Li Jie, Wu Wei, Fink James B
Department of Cardiopulmonary Sciences, Division of Respiratory Care, Rush University Medical Center, 1620 W Harrison St, Tower LL1202, Chicago, IL, 60612, USA.
Department of Critical Care Medicine, Shanghai Zhongshan Hospital, Fu Dan University, Shanghai, China.
Intensive Care Med Exp. 2020 Jan 31;8(1):6. doi: 10.1186/s40635-020-0293-7.
Compared to continuous vibrating mesh nebulizer (VMN), inspiration synchronized VMN has shown increased inhaled dose during noninvasive ventilation; however, its use during aerosol delivery via high-flow nasal cannula (HFNC) is still unknown.

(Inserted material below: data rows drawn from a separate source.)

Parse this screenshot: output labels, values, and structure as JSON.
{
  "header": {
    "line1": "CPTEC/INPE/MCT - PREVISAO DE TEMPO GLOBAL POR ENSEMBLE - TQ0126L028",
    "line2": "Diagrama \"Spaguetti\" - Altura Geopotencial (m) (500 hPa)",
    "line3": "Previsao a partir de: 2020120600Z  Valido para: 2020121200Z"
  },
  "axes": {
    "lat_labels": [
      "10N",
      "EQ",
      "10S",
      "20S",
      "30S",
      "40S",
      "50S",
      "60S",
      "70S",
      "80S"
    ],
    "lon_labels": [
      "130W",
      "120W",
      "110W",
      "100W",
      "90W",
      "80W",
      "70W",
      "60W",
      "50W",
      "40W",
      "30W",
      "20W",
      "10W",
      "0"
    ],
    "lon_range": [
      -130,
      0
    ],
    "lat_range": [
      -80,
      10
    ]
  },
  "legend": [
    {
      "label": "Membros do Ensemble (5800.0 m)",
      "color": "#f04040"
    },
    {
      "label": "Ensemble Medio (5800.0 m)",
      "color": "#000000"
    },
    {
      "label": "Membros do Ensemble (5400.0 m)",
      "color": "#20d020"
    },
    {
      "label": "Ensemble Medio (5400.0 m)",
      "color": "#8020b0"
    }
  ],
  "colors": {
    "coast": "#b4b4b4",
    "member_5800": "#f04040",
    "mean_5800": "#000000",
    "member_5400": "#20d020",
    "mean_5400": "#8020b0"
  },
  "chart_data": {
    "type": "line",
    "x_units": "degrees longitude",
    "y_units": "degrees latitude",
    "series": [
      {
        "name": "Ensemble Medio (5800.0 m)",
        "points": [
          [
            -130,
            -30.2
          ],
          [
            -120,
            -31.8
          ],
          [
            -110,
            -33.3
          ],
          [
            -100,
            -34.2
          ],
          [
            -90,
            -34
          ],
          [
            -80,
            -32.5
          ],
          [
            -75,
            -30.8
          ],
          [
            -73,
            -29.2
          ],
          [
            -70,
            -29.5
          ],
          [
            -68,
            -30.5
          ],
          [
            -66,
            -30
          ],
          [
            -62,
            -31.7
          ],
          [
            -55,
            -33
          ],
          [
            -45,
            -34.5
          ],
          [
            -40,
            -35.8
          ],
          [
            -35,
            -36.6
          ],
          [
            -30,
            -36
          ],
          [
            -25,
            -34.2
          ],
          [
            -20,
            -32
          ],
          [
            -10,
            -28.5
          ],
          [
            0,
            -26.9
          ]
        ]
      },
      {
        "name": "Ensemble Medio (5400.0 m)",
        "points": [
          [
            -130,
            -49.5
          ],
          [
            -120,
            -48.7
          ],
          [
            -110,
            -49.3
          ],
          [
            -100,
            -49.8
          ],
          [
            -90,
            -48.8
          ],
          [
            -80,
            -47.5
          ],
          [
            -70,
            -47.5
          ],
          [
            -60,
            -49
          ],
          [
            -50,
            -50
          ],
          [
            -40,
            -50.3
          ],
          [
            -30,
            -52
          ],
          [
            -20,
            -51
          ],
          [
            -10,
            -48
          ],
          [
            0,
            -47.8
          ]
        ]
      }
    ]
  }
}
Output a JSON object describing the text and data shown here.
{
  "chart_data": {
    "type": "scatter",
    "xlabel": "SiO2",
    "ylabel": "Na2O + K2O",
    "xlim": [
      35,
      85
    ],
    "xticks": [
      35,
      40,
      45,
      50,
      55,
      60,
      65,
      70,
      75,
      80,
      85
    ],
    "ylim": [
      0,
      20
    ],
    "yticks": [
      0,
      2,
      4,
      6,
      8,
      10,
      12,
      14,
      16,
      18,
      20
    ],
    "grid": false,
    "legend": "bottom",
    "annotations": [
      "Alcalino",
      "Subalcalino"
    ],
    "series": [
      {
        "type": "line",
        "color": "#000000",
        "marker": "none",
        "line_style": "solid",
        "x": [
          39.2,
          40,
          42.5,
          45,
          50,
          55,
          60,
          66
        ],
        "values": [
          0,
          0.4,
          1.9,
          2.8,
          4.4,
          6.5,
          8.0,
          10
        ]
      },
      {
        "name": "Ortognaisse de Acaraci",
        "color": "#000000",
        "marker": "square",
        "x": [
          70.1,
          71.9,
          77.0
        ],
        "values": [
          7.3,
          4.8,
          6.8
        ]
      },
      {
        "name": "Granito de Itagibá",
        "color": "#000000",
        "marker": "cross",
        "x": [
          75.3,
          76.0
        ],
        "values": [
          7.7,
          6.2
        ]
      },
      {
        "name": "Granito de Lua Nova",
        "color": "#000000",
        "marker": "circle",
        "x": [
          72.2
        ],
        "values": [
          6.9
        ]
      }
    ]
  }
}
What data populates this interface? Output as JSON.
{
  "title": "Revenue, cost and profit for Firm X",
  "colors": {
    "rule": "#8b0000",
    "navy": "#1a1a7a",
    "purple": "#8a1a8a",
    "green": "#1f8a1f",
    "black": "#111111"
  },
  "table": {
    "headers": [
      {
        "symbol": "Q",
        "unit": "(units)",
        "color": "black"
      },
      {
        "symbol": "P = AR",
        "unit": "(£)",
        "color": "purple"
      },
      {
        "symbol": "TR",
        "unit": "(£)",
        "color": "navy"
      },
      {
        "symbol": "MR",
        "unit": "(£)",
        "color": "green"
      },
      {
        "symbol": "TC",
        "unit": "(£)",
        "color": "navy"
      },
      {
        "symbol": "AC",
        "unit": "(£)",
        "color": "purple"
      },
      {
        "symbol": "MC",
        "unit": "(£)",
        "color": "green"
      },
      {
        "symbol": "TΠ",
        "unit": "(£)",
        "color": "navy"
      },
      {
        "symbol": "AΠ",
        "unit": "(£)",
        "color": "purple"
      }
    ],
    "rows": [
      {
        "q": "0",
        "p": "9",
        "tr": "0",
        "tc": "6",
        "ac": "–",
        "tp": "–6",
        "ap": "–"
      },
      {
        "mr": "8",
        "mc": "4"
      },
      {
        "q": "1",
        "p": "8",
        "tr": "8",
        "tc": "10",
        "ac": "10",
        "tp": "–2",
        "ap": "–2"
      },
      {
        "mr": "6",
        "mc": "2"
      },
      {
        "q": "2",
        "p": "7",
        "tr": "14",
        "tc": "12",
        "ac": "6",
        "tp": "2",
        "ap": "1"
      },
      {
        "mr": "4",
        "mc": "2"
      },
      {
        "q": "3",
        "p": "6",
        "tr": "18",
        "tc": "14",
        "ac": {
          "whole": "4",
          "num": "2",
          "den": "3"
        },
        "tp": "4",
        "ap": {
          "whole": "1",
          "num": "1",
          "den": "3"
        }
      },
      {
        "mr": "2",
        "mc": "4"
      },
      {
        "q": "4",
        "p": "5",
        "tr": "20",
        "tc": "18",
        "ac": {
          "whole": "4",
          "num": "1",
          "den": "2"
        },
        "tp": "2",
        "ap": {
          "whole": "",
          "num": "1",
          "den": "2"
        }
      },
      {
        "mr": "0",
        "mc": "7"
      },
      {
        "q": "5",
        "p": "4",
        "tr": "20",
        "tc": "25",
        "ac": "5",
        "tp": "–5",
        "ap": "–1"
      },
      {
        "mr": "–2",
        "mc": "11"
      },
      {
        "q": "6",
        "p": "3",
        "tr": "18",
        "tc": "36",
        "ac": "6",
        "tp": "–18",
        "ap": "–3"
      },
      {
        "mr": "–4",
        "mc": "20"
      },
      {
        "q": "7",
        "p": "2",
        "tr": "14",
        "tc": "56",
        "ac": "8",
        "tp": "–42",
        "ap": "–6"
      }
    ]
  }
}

An adult manikin was connected to a dual-chamber model lung, which was driven by a critical care ventilator to simulate spontaneous breathing. A HFNC system was utilized with temperature at 37 ° C while gas flow at 5, 10, 20, 40, and 60 L/min. Inspiration synchronized and continuous aerosol generation were compared at different positions (at the inlet of humidifier vs close to patient). One milliliter of albuterol (2.5 mg/mL) was used in each run (n = 3). Collection filter was placed at the trachea and was removed after each run. Drug was eluted from the filter and assayed with UV spectrophotometry (276 nm).
When nebulizer was placed close to patient, inhaled dose was higher with inspiration synchronized than continuous aerosol generation at all gas flows (p = 0.05) except at 5 L/min. When placed at the inlet of humidifier, compared to continuous, inspiration synchronized aerosol generated higher inhaled dose with gas flow set below 50% of patient inspiratory flow [23.9 (20.6, 28.3)% vs 18.1 (16.7, 19.6)%, p < 0.001], but lower inhaled dose with gas flow set above 50% of patient inspiratory flow [3.5 (2.2, 9.3)% vs 9.9 (8.2, 16.4)%, p = 0.001]. Regardless of breathing pattern, continuous aerosol delivered greater inhaled dose with nebulizer placed at humidifier than close to patient at all gas flows except at 5 L/min.
When the HFNC gas flow was set higher than 50% of patient inspiratory flow, no significant advantage was found in inspiration synchronized over continuous aerosol. However, inspiration synchronized aerosol generated 30% more inhaled dose than continuous with gas flow set below 50% of patient inspiratory flow, regardless of nebulizer placement. Continuous nebulizer needs to be placed at the inlet of humidifier.
与连续振动网式雾化器(VMN)相比,吸气同步VMN在无创通气期间显示吸入剂量增加;然而,其在通过高流量鼻导管(HFNC)进行气溶胶输送期间的应用仍不明确。
将一个成人人体模型连接到一个双腔模型肺,该模型肺由一台重症监护呼吸机驱动以模拟自主呼吸。使用HFNC系统,温度设定为37°C,气体流量分别为5、10、20、40和60L/min。在不同位置(加湿器入口处与靠近患者处)比较吸气同步和气溶胶持续产生的情况。每次运行使用1毫升沙丁胺醇(2.5mg/mL)(n = 3)。在气管处放置收集过滤器,每次运行后取出。从过滤器中洗脱药物并用紫外分光光度法(276nm)进行测定。
当雾化器靠近患者放置时,除5L/min外,在所有气体流量下,吸气同步时的吸入剂量均高于气溶胶持续产生时的吸入剂量(p = 0.05)。当放置在加湿器入口处时,与持续产生相比,吸气同步气溶胶在气体流量设定为患者吸气流量的50%以下时产生更高的吸入剂量[23.9(20.6,28.3)%对18.1(16.7,19.6)%,p < 0.001],但在气体流量设定为患者吸气流量的50%以上时吸入剂量较低[3.5(2.2,9.3)%对9.9(8.2,16.4)%,p = 0.001]。无论呼吸模式如何,除5L/min外,在所有气体流量下,当雾化器放置在加湿器处时,持续产生的气溶胶输送的吸入剂量均大于靠近患者处。
当HFNC气体流量设定高于患者吸气流量的50%时,吸气同步气溶胶与持续产生的气溶胶相比无显著优势。然而,无论雾化器放置位置如何,当气体流量设定低于患者吸气流量的50%时,吸气同步气溶胶产生的吸入剂量比持续产生的多30%。持续雾化器需放置在加湿器入口处。